San Giovanni Teatino. La società Master Building Sardinia presenta il cronoprogramma dei lavori nell’ex fonderia
SAN GIOVANNI TEATINO. La rimozione dell’amianto nell’area ex Infiam, l'ex fonderia Di Nicola, si farà entro la prima metà di gennaio 2018, tempo permettendo. Lo ha detto ieri il sindaco, Luciano Marinucci, dopo averne avuto comunicazione dalla ditta Di Nizio Eugenio, società incaricata dall'amministratore di Master Building Sardinia, Enio Colasante, titolare del dismesso complesso industriale situato nel centro di Sambuceto.
La prima decade di gennaio sarebbe il periodo indicato nel piano di lavoro presentato a maggio alla Asl di Chieti per rimuovere il materiale contenente amianto - matrice compatta, tra gli elementi tossici presenti nell’area dell’ex fonderia. La chiusura delle attività di bonifica del sito è prevista per aprile. La comunicazione di inizio attività, inviata il 7 dicembre, è stata protocollata dal Comune di San Giovanni Teatino e dalla Asl, lunedì scorso. Il 1 settembre 2016, la Master Building Sardinia ha incaricato l’impresa specializzata Di Nizio di procedere allo smaltimento dei rifiuti che giacevano da anni nel sito e successivamente alla rimozione del tetto in amianto.
«A oggi» fa sapere la Di Nizio «i materiali sono stati quasi totalmente rimossi, salvo qualche piccolo rifiuto che non impedisce la bonifica delle coperture di eternit».
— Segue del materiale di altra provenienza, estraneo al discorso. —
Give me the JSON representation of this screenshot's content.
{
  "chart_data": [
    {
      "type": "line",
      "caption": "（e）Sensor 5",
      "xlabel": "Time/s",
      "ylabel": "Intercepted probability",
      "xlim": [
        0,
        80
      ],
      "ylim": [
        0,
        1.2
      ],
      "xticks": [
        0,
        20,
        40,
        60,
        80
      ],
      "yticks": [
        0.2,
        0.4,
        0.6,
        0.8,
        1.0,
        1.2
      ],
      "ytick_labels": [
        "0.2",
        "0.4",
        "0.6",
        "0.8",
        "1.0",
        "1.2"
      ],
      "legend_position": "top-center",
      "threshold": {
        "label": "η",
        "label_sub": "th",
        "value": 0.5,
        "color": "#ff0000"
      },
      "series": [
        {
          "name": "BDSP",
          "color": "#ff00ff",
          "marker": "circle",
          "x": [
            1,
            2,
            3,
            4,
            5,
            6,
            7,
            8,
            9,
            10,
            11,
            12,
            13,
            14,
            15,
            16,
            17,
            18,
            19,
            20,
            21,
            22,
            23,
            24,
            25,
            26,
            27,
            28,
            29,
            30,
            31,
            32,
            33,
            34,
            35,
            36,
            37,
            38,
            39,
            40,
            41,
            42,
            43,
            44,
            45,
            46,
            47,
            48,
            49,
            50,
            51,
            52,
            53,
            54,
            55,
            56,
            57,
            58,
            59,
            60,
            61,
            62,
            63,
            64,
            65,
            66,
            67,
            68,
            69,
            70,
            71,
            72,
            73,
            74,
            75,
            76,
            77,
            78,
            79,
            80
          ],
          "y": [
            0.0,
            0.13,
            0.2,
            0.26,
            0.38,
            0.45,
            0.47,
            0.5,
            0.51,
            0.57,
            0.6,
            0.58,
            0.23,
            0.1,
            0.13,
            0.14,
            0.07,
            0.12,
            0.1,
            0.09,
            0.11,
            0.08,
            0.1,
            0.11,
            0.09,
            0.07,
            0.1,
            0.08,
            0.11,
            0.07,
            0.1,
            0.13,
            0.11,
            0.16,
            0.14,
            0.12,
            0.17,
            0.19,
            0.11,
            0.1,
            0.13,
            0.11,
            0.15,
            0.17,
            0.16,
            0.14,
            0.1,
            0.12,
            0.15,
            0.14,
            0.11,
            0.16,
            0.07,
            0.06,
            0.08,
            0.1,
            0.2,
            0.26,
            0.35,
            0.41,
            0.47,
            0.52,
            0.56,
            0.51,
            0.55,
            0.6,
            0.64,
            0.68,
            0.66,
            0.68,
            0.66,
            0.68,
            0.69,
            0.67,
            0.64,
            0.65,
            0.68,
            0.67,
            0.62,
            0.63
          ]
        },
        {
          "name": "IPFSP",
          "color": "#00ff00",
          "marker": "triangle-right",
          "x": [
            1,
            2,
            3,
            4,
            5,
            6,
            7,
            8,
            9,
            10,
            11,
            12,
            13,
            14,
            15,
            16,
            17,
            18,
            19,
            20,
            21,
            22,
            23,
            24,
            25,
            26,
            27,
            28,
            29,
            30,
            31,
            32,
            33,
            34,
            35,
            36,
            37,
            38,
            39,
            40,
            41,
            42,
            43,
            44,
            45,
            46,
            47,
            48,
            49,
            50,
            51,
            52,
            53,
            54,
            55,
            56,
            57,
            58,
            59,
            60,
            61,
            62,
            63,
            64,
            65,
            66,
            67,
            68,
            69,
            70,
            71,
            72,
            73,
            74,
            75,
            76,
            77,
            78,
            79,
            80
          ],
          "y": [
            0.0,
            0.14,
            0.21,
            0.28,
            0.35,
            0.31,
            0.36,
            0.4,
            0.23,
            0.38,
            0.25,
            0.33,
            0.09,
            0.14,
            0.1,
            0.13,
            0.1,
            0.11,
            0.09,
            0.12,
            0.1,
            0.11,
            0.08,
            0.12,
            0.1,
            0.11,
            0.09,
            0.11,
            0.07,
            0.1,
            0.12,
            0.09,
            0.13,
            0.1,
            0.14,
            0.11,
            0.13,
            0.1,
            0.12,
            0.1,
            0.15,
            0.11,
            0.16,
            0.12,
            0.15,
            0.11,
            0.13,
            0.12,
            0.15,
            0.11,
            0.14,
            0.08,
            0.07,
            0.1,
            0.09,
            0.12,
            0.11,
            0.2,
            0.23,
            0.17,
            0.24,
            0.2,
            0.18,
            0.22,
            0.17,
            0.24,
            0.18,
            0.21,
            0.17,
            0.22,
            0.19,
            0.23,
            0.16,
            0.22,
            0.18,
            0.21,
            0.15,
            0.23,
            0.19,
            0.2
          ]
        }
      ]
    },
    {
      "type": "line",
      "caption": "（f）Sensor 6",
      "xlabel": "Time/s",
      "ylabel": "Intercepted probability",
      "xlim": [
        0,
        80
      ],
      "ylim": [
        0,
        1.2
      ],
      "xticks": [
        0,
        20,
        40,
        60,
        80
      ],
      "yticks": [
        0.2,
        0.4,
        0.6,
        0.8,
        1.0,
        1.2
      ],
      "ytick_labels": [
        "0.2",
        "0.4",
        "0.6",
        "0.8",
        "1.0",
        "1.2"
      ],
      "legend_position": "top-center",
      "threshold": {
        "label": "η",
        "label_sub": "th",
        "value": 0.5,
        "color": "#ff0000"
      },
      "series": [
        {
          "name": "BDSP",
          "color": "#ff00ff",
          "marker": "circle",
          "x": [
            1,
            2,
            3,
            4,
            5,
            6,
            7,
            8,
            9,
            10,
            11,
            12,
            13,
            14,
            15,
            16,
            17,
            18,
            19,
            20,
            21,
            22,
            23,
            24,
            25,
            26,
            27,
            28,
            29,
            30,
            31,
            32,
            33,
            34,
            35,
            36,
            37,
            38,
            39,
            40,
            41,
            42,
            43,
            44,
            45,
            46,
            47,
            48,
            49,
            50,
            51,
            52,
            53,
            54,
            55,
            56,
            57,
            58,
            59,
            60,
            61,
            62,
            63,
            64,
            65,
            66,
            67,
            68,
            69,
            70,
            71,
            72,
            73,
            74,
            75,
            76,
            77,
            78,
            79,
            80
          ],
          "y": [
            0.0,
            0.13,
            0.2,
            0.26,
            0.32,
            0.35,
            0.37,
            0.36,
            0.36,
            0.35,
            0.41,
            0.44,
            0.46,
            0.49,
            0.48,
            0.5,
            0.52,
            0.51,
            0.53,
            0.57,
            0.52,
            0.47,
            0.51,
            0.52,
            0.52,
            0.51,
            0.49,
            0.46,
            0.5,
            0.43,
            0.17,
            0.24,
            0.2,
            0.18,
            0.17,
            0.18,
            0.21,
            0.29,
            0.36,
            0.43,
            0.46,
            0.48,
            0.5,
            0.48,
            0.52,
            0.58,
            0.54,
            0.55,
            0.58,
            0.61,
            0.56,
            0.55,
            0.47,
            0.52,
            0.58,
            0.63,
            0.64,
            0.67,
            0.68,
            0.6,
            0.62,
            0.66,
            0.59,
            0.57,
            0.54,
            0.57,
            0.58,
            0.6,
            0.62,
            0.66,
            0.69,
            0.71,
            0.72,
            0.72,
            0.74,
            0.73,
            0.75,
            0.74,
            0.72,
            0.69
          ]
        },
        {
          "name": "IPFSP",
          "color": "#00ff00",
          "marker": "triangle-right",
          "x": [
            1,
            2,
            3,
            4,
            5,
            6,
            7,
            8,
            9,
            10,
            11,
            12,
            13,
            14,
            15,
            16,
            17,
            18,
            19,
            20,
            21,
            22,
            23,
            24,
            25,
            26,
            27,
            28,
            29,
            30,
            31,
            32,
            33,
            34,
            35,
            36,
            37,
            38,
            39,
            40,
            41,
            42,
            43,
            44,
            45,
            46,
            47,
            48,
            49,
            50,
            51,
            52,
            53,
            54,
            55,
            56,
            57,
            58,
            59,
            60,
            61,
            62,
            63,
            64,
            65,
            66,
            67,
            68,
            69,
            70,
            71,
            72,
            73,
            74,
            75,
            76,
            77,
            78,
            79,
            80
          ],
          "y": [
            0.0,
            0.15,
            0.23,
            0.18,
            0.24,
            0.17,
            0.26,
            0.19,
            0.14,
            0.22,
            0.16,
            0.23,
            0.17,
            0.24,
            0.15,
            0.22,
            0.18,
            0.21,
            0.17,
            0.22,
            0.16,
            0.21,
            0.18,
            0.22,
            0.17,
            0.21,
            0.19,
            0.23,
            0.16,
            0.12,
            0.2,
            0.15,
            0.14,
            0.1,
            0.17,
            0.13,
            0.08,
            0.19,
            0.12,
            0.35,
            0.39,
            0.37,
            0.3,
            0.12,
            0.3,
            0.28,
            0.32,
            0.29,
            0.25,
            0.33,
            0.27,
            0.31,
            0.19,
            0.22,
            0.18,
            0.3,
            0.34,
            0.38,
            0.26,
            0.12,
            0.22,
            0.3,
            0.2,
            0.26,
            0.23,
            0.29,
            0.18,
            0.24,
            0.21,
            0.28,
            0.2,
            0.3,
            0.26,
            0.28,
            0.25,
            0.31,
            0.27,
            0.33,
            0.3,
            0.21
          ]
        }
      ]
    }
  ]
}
«Si tratta di una buona notizia per la nostra comunità che non possiamo che accogliere con grande soddisfazione» conferma Marinucci « anche in virtù di quanto stiamo facendo a livello amministrativo: la salute dei cittadini è per noi un valore da difendere continuamente e con tutte le nostre forze. D'altronde, abbiamo seguito con attenzione la vicenda e continueremo a farlo con tutta la perizia del caso, affinché tutto si risolva positivamente. Continuiamo a vigilare». Su iniziativa di una cittadina che ha presentato diversi esposti, la vicenda della mancata, finora, rimozione dell’amianto e del risanamento dell’ex fonderia è finita al centro di un procedimento giudiziario per le accuse, rivolte alla società titolare del complesso industriale, di aver realizzato una discarica abusiva a cielo aperto e per non aver bonificato il sito, come invece prevedeva una clausola contrattuale inserita a suo tempo, in seguito a una perizia, fatta nel 2010, che accertò la presenza nella zona di arsenico, zinco, amianto deteriorato e polveri di fonderia. Il problema del mancato risanamento dell’ex fonderia è stato sollevato dal M5s un anno e mezzo fa.